Tastes of Summer: Pasta Caprese

Summer is not my favorite season - it is a little too hot and humid for my tastes here in North Carolina, and I am not a big fan of amazing array of creepy, crawly critters that thrive around here (including the 3 black widow spiders we have found so far this summer!). So, I am quite happy that fall is on the horizon. But, there is one thing that I will definitely miss from summer - our garden, or (more specifically) our tomatoes. There really is nothing quite like a freshly picked tomato. So, in honor of our slowly dwindling plants, I would like to share one of my favorite summer tomato recipes that I originally found in Cooks Illustrated a few years ago. Enjoy!

Pasta Caprese 


1/4 cup Extra Virgin Olive Oil
3 tsp fresh squeezed Lemon Juice
1 minced Garlic clove
1 small Shallot, minced
1.5 lbs of fresh Tomatoes, diced
12 oz. Mozzarella cheese, cut into cubes
1 lb Pasta (penne, rotini or shells work well)
1/4 cup fresh chopped Basil
1 tsp. Sugar

Tomatos from our garden


  1. 1. Whisk oil, 2 teaspoons lemon juice, garlic, shallot, 1/2 teaspoon salt, and 1/4 teaspoon pepper together in large bowl. Add tomatoes and gently toss to combine; set aside. Do not marinate tomatoes for longer than 45 minutes.
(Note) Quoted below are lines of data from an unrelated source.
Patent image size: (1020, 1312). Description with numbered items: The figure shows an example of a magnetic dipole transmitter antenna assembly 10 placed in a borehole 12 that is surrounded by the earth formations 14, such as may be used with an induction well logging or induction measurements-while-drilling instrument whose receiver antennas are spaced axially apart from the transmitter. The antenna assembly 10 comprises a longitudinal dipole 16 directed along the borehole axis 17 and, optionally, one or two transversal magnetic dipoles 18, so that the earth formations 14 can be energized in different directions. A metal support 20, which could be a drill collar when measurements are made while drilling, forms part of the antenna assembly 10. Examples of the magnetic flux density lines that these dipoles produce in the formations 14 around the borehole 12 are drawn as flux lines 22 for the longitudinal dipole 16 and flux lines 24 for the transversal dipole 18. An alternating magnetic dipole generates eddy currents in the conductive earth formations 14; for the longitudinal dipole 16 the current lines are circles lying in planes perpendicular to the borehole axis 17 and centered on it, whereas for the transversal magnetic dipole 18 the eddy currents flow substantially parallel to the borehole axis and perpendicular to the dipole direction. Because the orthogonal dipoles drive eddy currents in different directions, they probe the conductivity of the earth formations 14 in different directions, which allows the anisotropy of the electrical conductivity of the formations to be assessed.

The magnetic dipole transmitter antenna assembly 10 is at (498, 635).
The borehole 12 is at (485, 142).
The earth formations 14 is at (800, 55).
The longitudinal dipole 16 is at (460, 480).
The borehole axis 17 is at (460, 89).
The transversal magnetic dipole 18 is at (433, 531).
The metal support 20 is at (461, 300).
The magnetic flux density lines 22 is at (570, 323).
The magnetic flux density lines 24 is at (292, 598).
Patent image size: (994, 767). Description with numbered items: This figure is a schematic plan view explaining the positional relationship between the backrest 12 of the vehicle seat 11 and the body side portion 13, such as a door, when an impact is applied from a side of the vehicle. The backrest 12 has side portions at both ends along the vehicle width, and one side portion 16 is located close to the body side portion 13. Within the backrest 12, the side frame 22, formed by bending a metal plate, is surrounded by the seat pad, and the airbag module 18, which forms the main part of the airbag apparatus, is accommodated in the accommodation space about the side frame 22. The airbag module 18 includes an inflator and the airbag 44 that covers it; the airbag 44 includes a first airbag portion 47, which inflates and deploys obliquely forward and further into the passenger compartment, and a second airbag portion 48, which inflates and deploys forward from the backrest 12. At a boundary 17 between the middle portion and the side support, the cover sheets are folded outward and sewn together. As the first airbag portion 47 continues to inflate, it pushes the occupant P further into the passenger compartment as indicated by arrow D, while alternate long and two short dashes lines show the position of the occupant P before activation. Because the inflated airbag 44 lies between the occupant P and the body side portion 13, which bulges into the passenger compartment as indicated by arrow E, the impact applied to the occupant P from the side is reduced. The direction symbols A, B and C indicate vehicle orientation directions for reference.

  2. 2. While tomatoes are marinating, place mozzarella on plate and freeze until slightly firm, about 10 minutes. Bring 4 quarts water to rolling boil in stockpot. Add 1 tablespoon salt and pasta, stir to separate, and cook until al dente. Drain well.
  3. 3. Add pasta and mozzarella to tomato mixture and gently toss to combine. Let stand 5 minutes. Stir in basil; adjust seasonings with salt, pepper, and additional lemon juice or sugar, if desired, and serve immediately.

    Bon appetito! 


AB HOME Interiors said...

Yummy! I am a veggie and this pasta salad sounds d-lish!

Kerry said...

Thanks can't wait to try it with some tomatoes from my garden:)!

aquariann said...

I'm excited about fall, too! Your recipe looks delicious.